Per- and Polyfluoroalkyl Substances Target and Alter Human Prostate Stem-Progenitor Cells

Document Type


Publication Title

Biochemical Pharmacology


Per- and polyfluorinated alkyl substances (PFAS) are a large family of widely used synthetic chemicals that are environmentally and biologically persistent and present in most individuals. Chronic PFAS exposure have been linked to increased prostate cancer risk in occupational settings, however, underlying mechanisms have not been interrogated. Herein we examined exposure of normal human prostate stem-progenitor cells (SPCs) to 10 nM PFOA or PFOS using serial passage of prostasphere cultures. Exposure to either PFAS for 3-4 weeks increased spheroid numbers and size indicative of elevated stem cell self-renewal and progenitor cell proliferation.

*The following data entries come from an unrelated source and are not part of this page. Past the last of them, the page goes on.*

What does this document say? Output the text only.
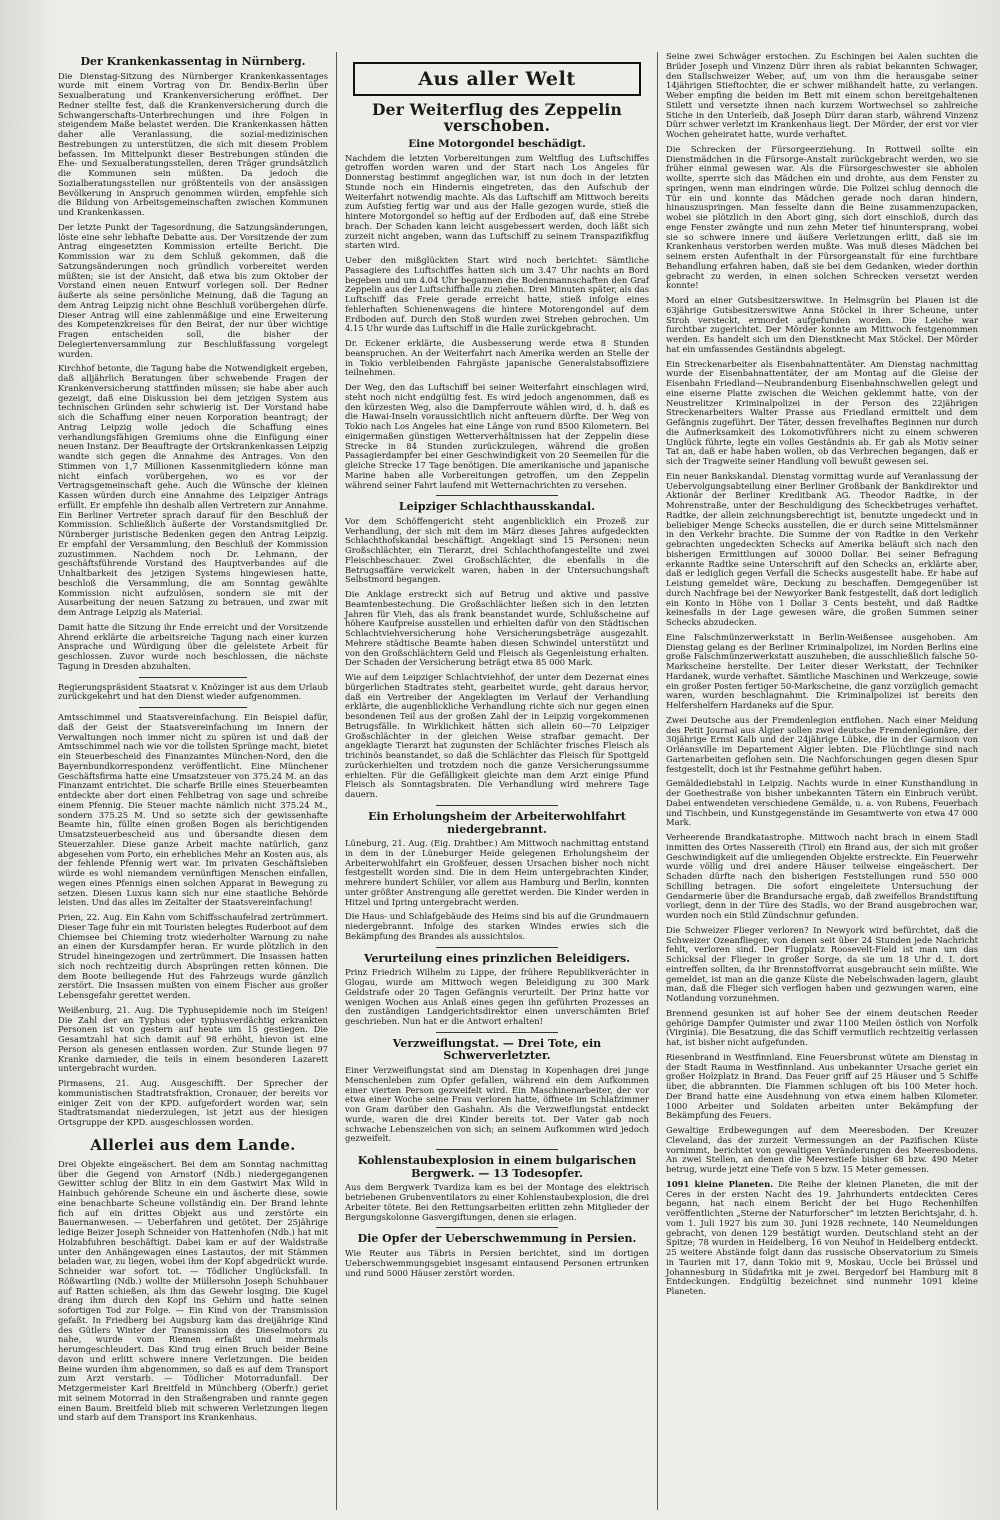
Der Krankenkassentag in Nürnberg.

Die Dienstag-Sitzung des Nürnberger Krankenkassentages wurde mit einem Vortrag von Dr. Bendix-Berlin über Sexualberatung und Krankenversicherung eröffnet. Der Redner stellte fest, daß die Krankenversicherung durch die Schwangerschafts-Unterbrechungen und ihre Folgen in steigendem Maße belastet werden. Die Krankenkassen hätten daher alle Veranlassung, die sozial-medizinischen Bestrebungen zu unterstützen, die sich mit diesem Problem befassen. Im Mittelpunkt dieser Bestrebungen stünden die Ehe- und Sexualberatungsstellen, deren Träger grundsätzlich die Kommunen sein müßten. Da jedoch die Sozialberatungsstellen nur größtenteils von der ansässigen Bevölkerung in Anspruch genommen würden, empfehle sich die Bildung von Arbeitsgemeinschaften zwischen Kommunen und Krankenkassen.

Der letzte Punkt der Tagesordnung, die Satzungsänderungen, löste eine sehr lebhafte Debatte aus. Der Vorsitzende der zum Antrag eingesetzten Kommission erteilte Bericht. Die Kommission war zu dem Schluß gekommen, daß die Satzungsänderungen noch gründlich vorbereitet werden müßten; sie ist der Ansicht, daß etwa bis zum Oktober der Vorstand einen neuen Entwurf vorlegen soll. Der Redner äußerte als seine persönliche Meinung, daß die Tagung an dem Antrag Leipzig nicht ohne Beschluß vorübergehen dürfe. Dieser Antrag will eine zahlenmäßige und eine Erweiterung des Kompetenzkreises für den Beirat, der nur über wichtige Fragen entscheiden soll, die bisher der Delegiertenversammlung zur Beschlußfassung vorgelegt wurden.

Kirchhof betonte, die Tagung habe die Notwendigkeit ergeben, daß alljährlich Beratungen über schwebende Fragen der Krankenversicherung stattfinden müssen; sie habe aber auch gezeigt, daß eine Diskussion bei dem jetzigen System aus technischen Gründen sehr schwierig ist. Der Vorstand habe sich die Schaffung einer neuen Korporation beantragt; der Antrag Leipzig wolle jedoch die Schaffung eines verhandlungsfähigen Gremiums ohne die Einfügung einer neuen Instanz. Der Beauftragte der Ortskrankenkassen Leipzig wandte sich gegen die Annahme des Antrages. Von den Stimmen von 1,7 Millionen Kassenmitgliedern könne man nicht einfach vorübergehen, wo es vor der Vertragsgemeinschaft gehe. Auch die Wünsche der kleinen Kassen würden durch eine Annahme des Leipziger Antrags erfüllt. Er empfehle ihn deshalb allen Vertretern zur Annahme. Ein Berliner Vertreter sprach darauf für den Beschluß der Kommission. Schließlich äußerte der Vorstandsmitglied Dr. Nürnberger juristische Bedenken gegen den Antrag Leipzig. Er empfahl der Versammlung, den Beschluß der Kommission zuzustimmen. Nachdem noch Dr. Lehmann, der geschäftsführende Vorstand des Hauptverbandes auf die Unhaltbarkeit des jetzigen Systems hingewiesen hatte, beschloß die Versammlung, die am Sonntag gewählte Kommission nicht aufzulösen, sondern sie mit der Ausarbeitung der neuen Satzung zu betrauen, und zwar mit dem Antrage Leipzig als Material.

Damit hatte die Sitzung ihr Ende erreicht und der Vorsitzende Ahrend erklärte die arbeitsreiche Tagung nach einer kurzen Ansprache und Würdigung über die geleistete Arbeit für geschlossen. Zuvor wurde noch beschlossen, die nächste Tagung in Dresden abzuhalten.

Regierungspräsident Staatsrat v. Knözinger ist aus dem Urlaub zurückgekehrt und hat den Dienst wieder aufgenommen.

Amtsschimmel und Staatsvereinfachung. Ein Beispiel dafür, daß der Geist der Staatsvereinfachung im Innern der Verwaltungen noch immer nicht zu spüren ist und daß der Amtsschimmel nach wie vor die tollsten Sprünge macht, bietet ein Steuerbescheid des Finanzamtes München-Nord, den die Bayernbundkorrespondenz veröffentlicht. Eine Münchener Geschäftsfirma hatte eine Umsatzsteuer von 375.24 M. an das Finanzamt entrichtet. Die scharfe Brille eines Steuerbeamten entdeckte aber dort einen Fehlbetrag von sage und schreibe einem Pfennig. Die Steuer machte nämlich nicht 375.24 M., sondern 375.25 M. Und so setzte sich der gewissenhafte Beamte hin, füllte einen großen Bogen als berichtigenden Umsatzsteuerbescheid aus und übersandte diesen dem Steuerzahler. Diese ganze Arbeit machte natürlich, ganz abgesehen vom Porto, ein erhebliches Mehr an Kosten aus, als der fehlende Pfennig wert war. Im privaten Geschäftsleben würde es wohl niemandem vernünftigen Menschen einfallen, wegen eines Pfennigs einen solchen Apparat in Bewegung zu setzen. Diesen Luxus kann sich nur eine staatliche Behörde leisten. Und das alles im Zeitalter der Staatsvereinfachung!

Prien, 22. Aug. Ein Kahn vom Schiffsschaufelrad zertrümmert. Dieser Tage fuhr ein mit Touristen belegtes Ruderboot auf dem Chiemsee bei Chieming trotz wiederholter Warnung zu nahe an einen der Kursdampfer heran. Er wurde plötzlich in den Strudel hineingezogen und zertrümmert. Die Insassen hatten sich noch rechtzeitig durch Absprüngen retten können. Die dem Boote beiliegende Hut des Fahrzeugs wurde gänzlich zerstört. Die Insassen mußten von einem Fischer aus großer Lebensgefahr gerettet werden.

Weißenburg, 21. Aug. Die Typhusepidemie noch im Steigen! Die Zahl der an Typhus oder typhusverdächtig erkrankten Personen ist von gestern auf heute um 15 gestiegen. Die Gesamtzahl hat sich damit auf 98 erhöht, hievon ist eine Person als genesen entlassen worden. Zur Stunde liegen 97 Kranke darnieder, die teils in einem besonderen Lazarett untergebracht wurden.

Pirmasens, 21. Aug. Ausgeschifft. Der Sprecher der kommunistischen Stadtratsfraktion, Cronauer, der bereits vor einiger Zeit von der KPD. aufgefordert worden war, sein Stadtratsmandat niederzulegen, ist jetzt aus der hiesigen Ortsgruppe der KPD. ausgeschlossen worden.

Allerlei aus dem Lande.

Drei Objekte eingeäschert. Bei dem am Sonntag nachmittag über die Gegend von Arnstorf (Ndb.) niedergegangenen Gewitter schlug der Blitz in ein dem Gastwirt Max Wild in Hainbuch gehörende Scheune ein und äscherte diese, sowie eine benachbarte Scheune vollständig ein. Der Brand lehnte fich auf ein drittes Objekt aus und zerstörte ein Bauernanwesen. — Ueberfahren und getötet. Der 25jährige ledige Beizer Joseph Schneider von Hattenhofen (Ndb.) hat mit Holzabfuhren beschäftigt. Dabei kam er auf der Waldstraße unter den Anhängewagen eines Lastautos, der mit Stämmen beladen war, zu liegen, wobei ihm der Kopf abgedrückt wurde. Schneider war sofort tot. — Tödlicher Unglücksfall. In Rößwartling (Ndb.) wollte der Müllersohn Joseph Schuhbauer auf Ratten schießen, als ihm das Gewehr losging. Die Kugel drang ihm durch den Kopf ins Gehirn und hatte seinen sofortigen Tod zur Folge. — Ein Kind von der Transmission gefaßt. In Friedberg bei Augsburg kam das dreijährige Kind des Gütlers Winter der Transmission des Dieselmotors zu nahe, wurde vom Riemen erfaßt und mehrmals herumgeschleudert. Das Kind trug einen Bruch beider Beine davon und erlitt schwere innere Verletzungen. Die beiden Beine wurden ihm abgenommen, so daß es auf dem Transport zum Arzt verstarb. — Tödlicher Motorradunfall. Der Metzgermeister Karl Breitfeld in Münchberg (Oberfr.) geriet mit seinem Motorrad in den Straßengraben und rannte gegen einen Baum. Breitfeld blieb mit schweren Verletzungen liegen und starb auf dem Transport ins Krankenhaus.

Aus aller Welt
Der Weiterflug des Zeppelin verschoben.
Eine Motorgondel beschädigt.

Nachdem die letzten Vorbereitungen zum Weltflug des Luftschiffes getroffen worden waren und der Start nach Los Angeles für Donnerstag bestimmt angeglichen war, ist nun doch in der letzten Stunde noch ein Hindernis eingetreten, das den Aufschub der Weiterfahrt notwendig machte. Als das Luftschiff am Mittwoch bereits zum Aufstieg fertig war und aus der Halle gezogen wurde, stieß die hintere Motorgondel so heftig auf der Erdboden auf, daß eine Strebe brach. Der Schaden kann leicht ausgebessert werden, doch läßt sich zurzeit nicht angeben, wann das Luftschiff zu seinem Transpazifikflug starten wird.

Ueber den mißglückten Start wird noch berichtet: Sämtliche Passagiere des Luftschiffes hatten sich um 3.47 Uhr nachts an Bord begeben und um 4.04 Uhr begannen die Bodenmannschaften den Graf Zeppelin aus der Luftschiffhalle zu ziehen. Drei Minuten später, als das Luftschiff das Freie gerade erreicht hatte, stieß infolge eines fehlerhaften Schienenwagens die hintere Motorengondel auf dem Erdboden auf. Durch den Stoß wurden zwei Streben gebrochen. Um 4.15 Uhr wurde das Luftschiff in die Halle zurückgebracht.

Dr. Eckener erklärte, die Ausbesserung werde etwa 8 Stunden beanspruchen. An der Weiterfahrt nach Amerika werden an Stelle der in Tokio verbleibenden Fahrgäste japanische Generalstabsoffiziere teilnehmen.

Der Weg, den das Luftschiff bei seiner Weiterfahrt einschlagen wird, steht noch nicht endgültig fest. Es wird jedoch angenommen, daß es den kürzesten Weg, also die Dampferroute wählen wird, d. h. daß es die Hawai-Inseln voraussichtlich nicht anfteuern dürfte. Der Weg von Tokio nach Los Angeles hat eine Länge von rund 8500 Kilometern. Bei einigermaßen günstigen Wetterverhältnissen hat der Zeppelin diese Strecke in 84 Stunden zurückzulegen, während die großen Passagierdampfer bei einer Geschwindigkeit von 20 Seemeilen für die gleiche Strecke 17 Tage benötigen. Die amerikanische und japanische Marine haben alle Vorbereitungen getroffen, um den Zeppelin während seiner Fahrt laufend mit Wetternachrichten zu versehen.

Leipziger Schlachthausskandal.

Vor dem Schöffengericht steht augenblicklich ein Prozeß zur Verhandlung, der sich mit dem im März dieses Jahres aufgedeckten Schlachthofskandal beschäftigt. Angeklagt sind 15 Personen: neun Großschlächter, ein Tierarzt, drei Schlachthofangestellte und zwei Fleischbeschauer. Zwei Großschlächter, die ebenfalls in die Betrugsaffäre verwickelt waren, haben in der Untersuchungshaft Selbstmord begangen.

Die Anklage erstreckt sich auf Betrug und aktive und passive Beamtenbestechung. Die Großschlächter ließen sich in den letzten Jahren für Vieh, das als frank beanstandet wurde, Schlußscheine auf höhere Kaufpreise ausstellen und erhielten dafür von den Städtischen Schlachtviehversicherung hohe Versicherungsbeträge ausgezahlt. Mehrere städtische Beamte haben diesen Schwindel unterstützt und von den Großschlächtern Geld und Fleisch als Gegenleistung erhalten. Der Schaden der Versicherung beträgt etwa 85 000 Mark.

Wie auf dem Leipziger Schlachtviehhof, der unter dem Dezernat eines bürgerlichen Stadtrates steht, gearbeitet wurde, geht daraus hervor, daß ein Vertreiber der Angeklagten im Verlauf der Verhandlung erklärte, die augenblickliche Verhandlung richte sich nur gegen einen besondenen Teil aus der großen Zahl der in Leipzig vorgekommenen Betrugsfälle. In Wirklichkeit hätten sich allein 60—70 Leipziger Großschlächter in der gleichen Weise strafbar gemacht. Der angeklagte Tierarzt hat zugunsten der Schlächter frisches Fleisch als trichinös beanstandet, so daß die Schlächter das Fleisch für Spottgeld zurückerhielten und trotzdem noch die ganze Versicherungssumme erhielten. Für die Gefälligkeit gleichte man dem Arzt einige Pfund Fleisch als Sonntagsbraten. Die Verhandlung wird mehrere Tage dauern.

Ein Erholungsheim der Arbeiterwohlfahrt niedergebrannt.

Lüneburg, 21. Aug. (Eig. Drahtber.) Am Mittwoch nachmittag entstand in dem in der Lüneburger Heide gelegenen Erholungsheim der Arbeiterwohlfahrt ein Großfeuer, dessen Ursachen bisher noch nicht festgestellt worden sind. Die in dem Heim untergebrachten Kinder, mehrere hundert Schüler, vor allem aus Hamburg und Berlin, konnten unter größter Anstrengung alle gerettet werden. Die Kinder werden in Hitzel und Ipring untergebracht werden.

Die Haus- und Schlafgebäude des Heims sind bis auf die Grundmauern niedergebrannt. Infolge des starken Windes erwies sich die Bekämpfung des Brandes als aussichtslos.

Verurteilung eines prinzlichen Beleidigers.

Prinz Friedrich Wilhelm zu Lippe, der frühere Republikverächter in Glogau, wurde am Mittwoch wegen Beleidigung zu 300 Mark Geldstrafe oder 20 Tagen Gefängnis verurteilt. Der Prinz hatte vor wenigen Wochen aus Anlaß eines gegen ihn geführten Prozesses an den zuständigen Landgerichtsdirektor einen unverschämten Brief geschrieben. Nun hat er die Antwort erhalten!

Verzweiflungstat. — Drei Tote, ein Schwerverletzter.

Einer Verzweiflungstat sind am Dienstag in Kopenhagen drei junge Menschenleben zum Opfer gefallen, während ein dem Aufkommen einer vierten Person gezweifelt wird. Ein Maschinenarbeiter, der vor etwa einer Woche seine Frau verloren hatte, öffnete im Schlafzimmer von Gram darüber den Gashahn. Als die Verzweiflungstat entdeckt wurde, waren die drei Kinder bereits tot. Der Vater gab noch schwache Lebenszeichen von sich; an seinem Aufkommen wird jedoch gezweifelt.

Kohlenstaubexplosion in einem bulgarischen Bergwerk. — 13 Todesopfer.

Aus dem Bergwerk Tvardiza kam es bei der Montage des elektrisch betriebenen Grubenventilators zu einer Kohlenstaubexplosion, die drei Arbeiter tötete. Bei den Rettungsarbeiten erlitten zehn Mitglieder der Bergungskolonne Gasvergiftungen, denen sie erlagen.

Die Opfer der Ueberschwemmung in Persien.

Wie Reuter aus Täbris in Persien berichtet, sind im dortigen Ueberschwemmungsgebiet insgesamt eintausend Personen ertrunken und rund 5000 Häuser zerstört worden.

Seine zwei Schwäger erstochen. Zu Eschingen bei Aalen suchten die Brüder Joseph und Vinzenz Dürr ihren als rabiat bekannten Schwager, den Stallschweizer Weber, auf, um von ihm die herausgabe seiner 14jährigen Stieftochter, die er schwer mißhandelt hatte, zu verlangen. Weber empfing die beiden im Bett mit einem schon bereitgehaltenen Stilett und versetzte ihnen nach kurzem Wortwechsel so zahlreiche Stiche in den Unterleib, daß Joseph Dürr daran starb, während Vinzenz Dürr schwer verletzt im Krankenhaus liegt. Der Mörder, der erst vor vier Wochen geheiratet hatte, wurde verhaftet.

Die Schrecken der Fürsorgeerziehung. In Rottweil sollte ein Dienstmädchen in die Fürsorge-Anstalt zurückgebracht werden, wo sie früher einmal gewesen war. Als die Fürsorgeschwester sie abholen wollte, sperrte sich das Mädchen ein und drohte, aus dem Fenster zu springen, wenn man eindringen würde. Die Polizei schlug dennoch die Tür ein und konnte das Mädchen gerade noch daran hindern, hinauszuspringen. Man fesselte dann die Beine zusammenzupacken, wobei sie plötzlich in den Abort ging, sich dort einschloß, durch das enge Fenster zwängte und nun zehn Meter tief hinuntersprang, wobei sie so schwere innere und äußere Verletzungen erlitt, daß sie im Krankenhaus verstorben werden mußte. Was muß dieses Mädchen bei seinem ersten Aufenthalt in der Fürsorgeanstalt für eine furchtbare Behandlung erfahren haben, daß sie bei dem Gedanken, wieder dorthin gebracht zu werden, in einen solchen Schrecken versetzt werden konnte!

Mord an einer Gutsbesitzerswitwe. In Helmsgrün bei Plauen ist die 63jährige Gutsbesitzerswitwe Anna Stöckel in ihrer Scheune, unter Stroh versteckt, ermordet aufgefunden worden. Die Leiche war furchtbar zugerichtet. Der Mörder konnte am Mittwoch festgenommen werden. Es handelt sich um den Dienstknecht Max Stöckel. Der Mörder hat ein umfassendes Geständnis abgelegt.

Ein Streckenarbeiter als Eisenbahnattentäter. Am Dienstag nachmittag wurde der Eisenbahnattentäter, der am Montag auf die Gleise der Eisenbahn Friedland—Neubrandenburg Eisenbahnschwellen gelegt und eine eiserne Platte zwischen die Weichen geklemmt hatte, von der Neustrelitzer Kriminalpolizei in der Person des 22jährigen Streckenarbeiters Walter Prasse aus Friedland ermittelt und dem Gefängnis zugeführt. Der Täter, dessen frevelhaftes Beginnen nur durch die Aufmerksamkeit des Lokomotivführers nicht zu einem schweren Unglück führte, legte ein volles Geständnis ab. Er gab als Motiv seiner Tat an, daß er habe haben wollen, ob das Verbrechen begangen, daß er sich der Tragweite seiner Handlung voll bewußt gewesen sei.

Ein neuer Bankskandal. Dienstag vormittag wurde auf Veranlassung der Uebervolgungsabteilung einer Berliner Großbank der Bankdirektor und Aktionär der Berliner Kreditbank AG. Theodor Radtke, in der Mohrenstraße, unter der Beschuldigung des Scheckbetruges verhaftet. Radtke, der allein zeichnungsberechtigt ist, benutzte ungedeckt und in beliebiger Menge Schecks ausstellen, die er durch seine Mittelsmänner in den Verkehr brachte. Die Summe der von Radtke in den Verkehr gebrachten ungedeckten Schecks auf Amerika beläuft sich nach den bisherigen Ermittlungen auf 30000 Dollar. Bei seiner Befragung erkannte Radtke seine Unterschrift auf den Schecks an, erklärte aber, daß er lediglich gegen Verfall die Schecks ausgestellt habe. Er habe auf Leistung gemeldet wäre, Deckung zu beschaffen. Demgegenüber ist durch Nachfrage bei der Newyorker Bank festgestellt, daß dort lediglich ein Konto in Höhe von 1 Dollar 3 Cents besteht, und daß Radtke keinesfalls in der Lage gewesen wäre, die großen Summen seiner Schecks abzudecken.

Eine Falschmünzerwerkstatt in Berlin-Weißensee ausgehoben. Am Dienstag gelang es der Berliner Kriminalpolizei, im Norden Berlins eine große Falschmünzerwerkstatt auszuheben, die ausschließlich falsche 50-Markscheine herstellte. Der Leiter dieser Werkstatt, der Techniker Hardanek, wurde verhaftet. Sämtliche Maschinen und Werkzeuge, sowie ein großer Posten fertiger 50-Markscheine, die ganz vorzüglich gemacht waren, wurden beschlagnahmt. Die Kriminalpolizei ist bereits den Helfershelfern Hardaneks auf die Spur.

Zwei Deutsche aus der Fremdenlegion entflohen. Nach einer Meldung des Petit Journal aus Algier sollen zwei deutsche Fremdenlegionäre, der 30jährige Ernst Kalb und der 24jährige Lübke, die in der Garnison von Orléansville im Departement Algier lebten. Die Flüchtlinge sind nach Gartenarbeiten geflohen sein. Die Nachforschungen gegen diesen Spur festgestellt, doch ist ihr Festnahme geführt haben.

Gemäldediebstahl in Leipzig. Nachts wurde in einer Kunsthandlung in der Goethestraße von bisher unbekannten Tätern ein Einbruch verübt. Dabei entwendeten verschiedene Gemälde, u. a. von Rubens, Feuerbach und Tischbein, und Kunstgegenstände im Gesamtwerte von etwa 47 000 Mark.

Verheerende Brandkatastrophe. Mittwoch nacht brach in einem Stadl inmitten des Ortes Nassereith (Tirol) ein Brand aus, der sich mit großer Geschwindigkeit auf die umliegenden Objekte erstreckte. Ein Feuerwehr wurde völlig und drei andere Häuser teilweise eingeäschert. Der Schaden dürfte nach den bisherigen Feststellungen rund 550 000 Schilling betragen. Die sofort eingeleitete Untersuchung der Gendarmerie über die Brandursache ergab, daß zweifellos Brandstiftung vorliegt, denn in der Türe des Stadls, wo der Brand ausgebrochen war, wurden noch ein Stild Zündschnur gefunden.

Die Schweizer Flieger verloren? In Newyork wird befürchtet, daß die Schweizer Ozeanflieger, von denen seit über 24 Stunden jede Nachricht fehlt, verloren sind. Der Flugplatz Roosevelt-Field ist man um das Schicksal der Flieger in großer Sorge, da sie um 18 Uhr d. I. dort eintreffen sollten, da ihr Brennstoffvorrat ausgebraucht sein müßte. Wie gemeldet, ist man an die ganze Küste die Nebelschwaden lagern, glaubt man, daß die Flieger sich verflogen haben und gezwungen waren, eine Notlandung vorzunehmen.

Brennend gesunken ist auf hoher See der einem deutschen Reeder gehörige Dampfer Quimister und zwar 1100 Meilen östlich von Norfolk (Virginia). Die Besatzung, die das Schiff vermutlich rechtzeitig verlassen hat, ist bisher nicht aufgefunden.

Riesenbrand in Westfinnland. Eine Feuersbrunst wütete am Dienstag in der Stadt Rauma in Westfinnland. Aus unbekannter Ursache geriet ein großer Holzplatz in Brand. Das Feuer griff auf 25 Häuser und 5 Schiffe über, die abbrannten. Die Flammen schlugen oft bis 100 Meter hoch. Der Brand hatte eine Ausdehnung von etwa einem halben Kilometer. 1000 Arbeiter und Soldaten arbeiten unter Bekämpfung der Bekämpfung des Feuers.

Gewaltige Erdbewegungen auf dem Meeresboden. Der Kreuzer Cleveland, das der zurzeit Vermessungen an der Pazifischen Küste vornimmt, berichtet von gewaltigen Veränderungen des Meeresbodens. An zwei Stellen, an denen die Meerestiefe bisher 68 bzw. 490 Meter betrug, wurde jetzt eine Tiefe von 5 bzw. 15 Meter gemessen.

1091 kleine Planeten. Die Reihe der kleinen Planeten, die mit der Ceres in der ersten Nacht des 19. Jahrhunderts entdeckten Ceres begann, hat nach einem Bericht der bei Hugo Rechenhilfen veröffentlichten „Sterne der Naturforscher“ im letzten Berichtsjahr, d. h. vom 1. Juli 1927 bis zum 30. Juni 1928 rechnete, 140 Neumeldungen gebracht, von denen 129 bestätigt wurden. Deutschland steht an der Spitze; 78 wurden in Heidelberg, 16 von Neuhof in Heidelberg entdeckt. 25 weitere Abstände folgt dann das russische Observatorium zu Simeis in Taurien mit 17, dann Tokio mit 9, Moskau, Uccle bei Brüssel und Johannesburg in Südafrika mit je zwei. Bergedorf bei Hamburg mit 8 Entdeckungen. Endgültig bezeichnet sind nunmehr 1091 kleine Planeten.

Transcriptome analysis using single-cell RNA sequencing (scRNA-seq) showed 1) SPC expression of PPARs and RXRs able to mediate PFAS effects, 2) the emergence of a new cell cluster of aberrantly differentiated luminal progenitor cells upon PFOS/PFOA exposure, and 3) enrichment of cancer-associated signaling pathways. Metabolomic analysis of PFAS-exposed prostaspheres revealed increased glycolytic pathways including the Warburg effect as well as strong enrichment of serine and glycine metabolism which may promote a pre-malignant SPC fate. Finally, growth of in vivo xenografts of tumorigenic RWPE-2 human prostate cells, shown to contain cancer stem-like cells, was markedly enhanced by daily PFOS feeding to nude mice hosts. Together, these findings are the first to identify human prostate SPCs as direct PFAS targets with resultant reprogrammed transcriptomes and metabolomes that augment a preneoplastic state and may contribute to an elevated prostate cancer risk with chronic exposures.